L’émergence des produits dérivés à la fin du système de Bretton-Woods
Dans les années 1970, la fin du régime de Bretton Woods et la mise en place d’un régime de change flottant (voir le module sur la monnaie) créent un nouveau risque pour les acteurs du commerce international : le risque de change. Si un industriel français s’engage à vendre sa production en dollars dans les trois mois, il ne sait pas combien cela lui rapportera en monnaie nationale (le franc ou l’euro selon la période) puisque le taux de change du franc varie en continue.
Les banques vont donc concevoir et vendre de nouveaux produits, les options de change, permettant de couvrir ce risque. Après les options de change, les produits dérivés se sont développés par vagues successives en élargissant la gamme de leurs « sous-jacents » (cours de matières premières, taux de change, taux d’intérêt, crédits) et de leurs outils (achats et ventes à terme, options, swaps, produits structurés, titrisation…).
Qu’est-ce qu’un produit dérivé ?
On peut distinguer deux types de titres financiers :
- Les titres « simples » tels les actions, les obligations, les devises, les commodities (matières premières).
-Les produits dérivés permettent de couvrir un risque lié à un produit dit simple (appelé sous-jacent).
Par exemple, si je suis un industriel utilisant de l’énergie, je peux vouloir me garantir d’un risque de hausse du cours, en l’achetant à un prix fixé dès maintenant même si mon achat physique se fait ultérieurement. Si je suis un épargnant et que j’investis dans des titres de dettes, je peux vouloir avoir une garantie en cas de défaut de l’émetteur. Dans les deux cas, je dois payer le coût du produit dérivé mais il est bien moindre que ce que me couterait la matérialisation du risque contre lequel je me suis couvert.
Les produits dérivés sont donc à la fois des instruments permettant de se garantir contre les risques mais aussi des titres financiers qui ont une valeur (variable…) et peuvent ensuite être échangés sur les marchés financiers.

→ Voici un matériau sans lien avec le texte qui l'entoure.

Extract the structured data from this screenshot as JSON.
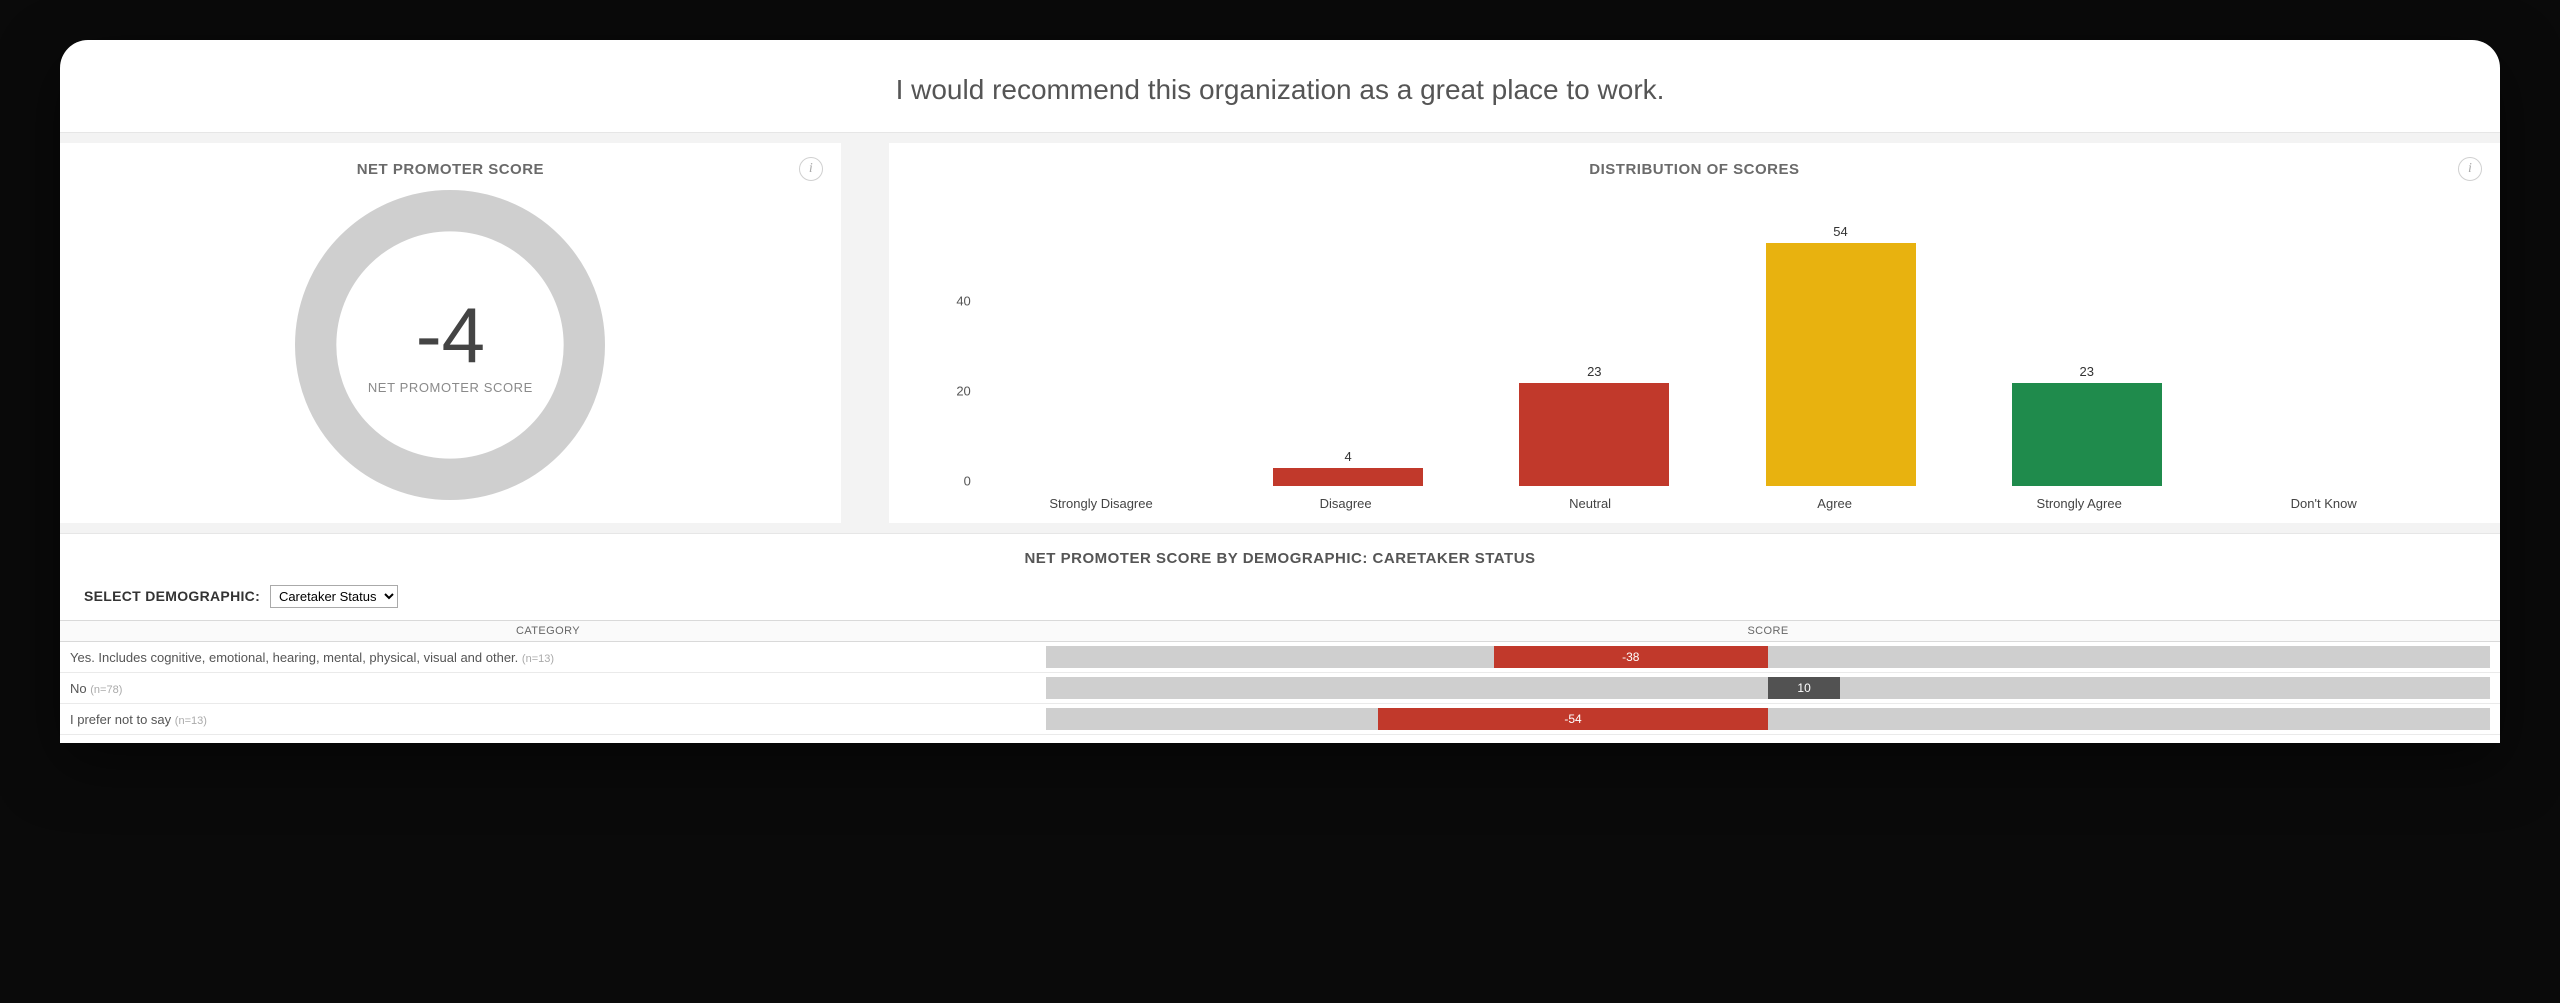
{
  "colors": {
    "page_bg": "#0a0a0a",
    "card_bg": "#ffffff",
    "strip_bg": "#f3f3f3",
    "text_muted": "#6a6a6a",
    "gauge_track": "#cfcfcf",
    "red": "#c1392b",
    "yellow": "#e8b20f",
    "green": "#1f8b4c",
    "row_track": "#cfcfcf",
    "row_pos": "#525252"
  },
  "header": {
    "title": "I would recommend this organization as a great place to work."
  },
  "nps_card": {
    "title": "NET PROMOTER SCORE",
    "score_display": "-4",
    "score_percent_of_full": 0.04,
    "sub_label": "NET PROMOTER SCORE",
    "info_tooltip": "i"
  },
  "dist_card": {
    "title": "DISTRIBUTION OF SCORES",
    "info_tooltip": "i",
    "y_ticks": [
      0,
      20,
      40
    ],
    "y_max": 60,
    "chart_type": "bar",
    "bars": [
      {
        "label": "Strongly Disagree",
        "value": null,
        "color": "#c1392b"
      },
      {
        "label": "Disagree",
        "value": 4,
        "color": "#c1392b"
      },
      {
        "label": "Neutral",
        "value": 23,
        "color": "#c1392b"
      },
      {
        "label": "Agree",
        "value": 54,
        "color": "#e8b20f"
      },
      {
        "label": "Strongly Agree",
        "value": 23,
        "color": "#1f8b4c"
      },
      {
        "label": "Don't Know",
        "value": null,
        "color": "#cfcfcf"
      }
    ]
  },
  "demo": {
    "title": "NET PROMOTER SCORE BY DEMOGRAPHIC: CARETAKER STATUS",
    "select_label": "SELECT DEMOGRAPHIC:",
    "select_value": "Caretaker Status",
    "columns": {
      "category": "CATEGORY",
      "score": "SCORE"
    },
    "range": {
      "min": -100,
      "max": 100
    },
    "rows": [
      {
        "category": "Yes. Includes cognitive, emotional, hearing, mental, physical, visual and other.",
        "n": "(n=13)",
        "score": -38,
        "color": "#c1392b"
      },
      {
        "category": "No",
        "n": "(n=78)",
        "score": 10,
        "color": "#525252"
      },
      {
        "category": "I prefer not to say",
        "n": "(n=13)",
        "score": -54,
        "color": "#c1392b"
      }
    ]
  }
}
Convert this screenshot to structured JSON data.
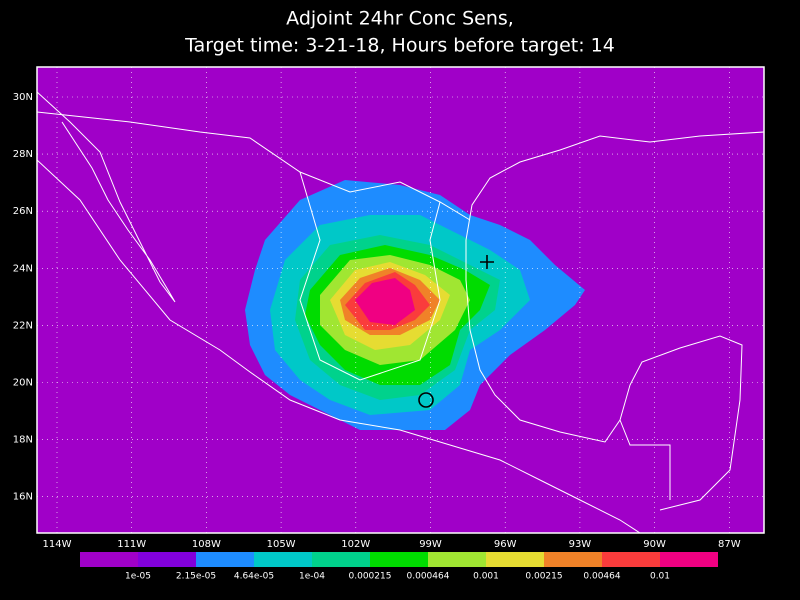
{
  "title": {
    "line1": "Adjoint 24hr Conc Sens,",
    "line2": "Target time: 3-21-18, Hours before target: 14"
  },
  "map": {
    "lat_labels": [
      "30N",
      "28N",
      "26N",
      "24N",
      "22N",
      "20N",
      "18N",
      "16N"
    ],
    "lon_labels": [
      "114W",
      "111W",
      "108W",
      "105W",
      "102W",
      "99W",
      "96W",
      "93W",
      "90W",
      "87W"
    ]
  },
  "colorbar": {
    "colors": [
      "#a000c8",
      "#8200dc",
      "#1e8cff",
      "#00c8c8",
      "#00d28c",
      "#00dc00",
      "#a0e632",
      "#e6dc32",
      "#f08228",
      "#fa3c3c",
      "#f00082"
    ],
    "labels": [
      "1e-05",
      "2.15e-05",
      "4.64e-05",
      "1e-04",
      "0.000215",
      "0.000464",
      "0.001",
      "0.00215",
      "0.00464",
      "0.01"
    ]
  }
}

L’explosion des produits dérivés à partir des années 2000
Notons ici que les produits et services financiers de ce type ne sont pas nouveaux : ils sont nés au départ du besoin des acteurs économiques de se protéger d’un risque. Celui de se faire dépouiller par des pirates que prenaient les navigateurs marchands au Moyen-Age.. Celui que prend un entrepreneur de subir une hausse du cours des matières premières dont il a besoin : si je suis un agriculteur vendant des céréales, je peux vouloir me garantir en l’occurrence d’un risque de baisse du cours en les vendant dès maintenant même si ma vente physique se font ultérieurement. Chacun son métier, l’agriculteur ou l’industriel produisent, le financier ou l’assureur gère des risques.
Les produits dérivés sont issus d’un besoin de cette nature (pour les entreprises besoin de se garantir des risques de fluctuation de cours). Par contre, ce qui est nouveau c’est leur extraordinaire développement. Celui-ci relève non pas seulement d’un besoin de couverture des risques mais, comme le montre bien Thierry Philipponat, qui a vécu cette période d’effervescence créative de l’intérieur en tant que trader, d’une logique intrinsèque : l’offre de produits financiers a généré une demande, souvent chez d’autres acteurs financiers notederiv1.
L’encours notionnel notederiv2 des produits dérivés représentait, ainsi, fin 2019, plus de 558 000 milliards de $ soit plus de 600% du PIB mondial, témoignant bien de la déconnexion entre leur développement et des risques qu’ils sont sensés couvrir.
Encours notionnel des produits dérivés au niveau mondial (en trillions de $)
Les produits dérivés sur le pétrole représentent ainsi actuellement plus de dix fois les volumes physiques de pétrole en circulation, ce qui montre l’hypertrophie de la finance par rapport à l’économie non financière et le fait que les prix des matières ou produits se fixent plus à partir des transactions des produits dérivés que sur la base des conditions de marché des sous-jacents.
Ils sont devenus une source de spéculation bien plus qu’une réponse à des besoins économiques réels. Or ils ont des conséquences négatives pour l’économie : ils s’échangent de façon opaque, leurs rendements élevés attirent l’épargne au détriment des investissements dans l’économie productive, et sont au cœur des dernières crises financières (CDS utilisés pour spéculer contre la dette des Etats, CDO dans la crise des « subprimes »). Ils sont enfin une source de risque pour les banques qui les fabriquent : vu les volumes échangés, la matérialisation des risques qu’ils sont sensés couvrir impliquerait des pertes importantes.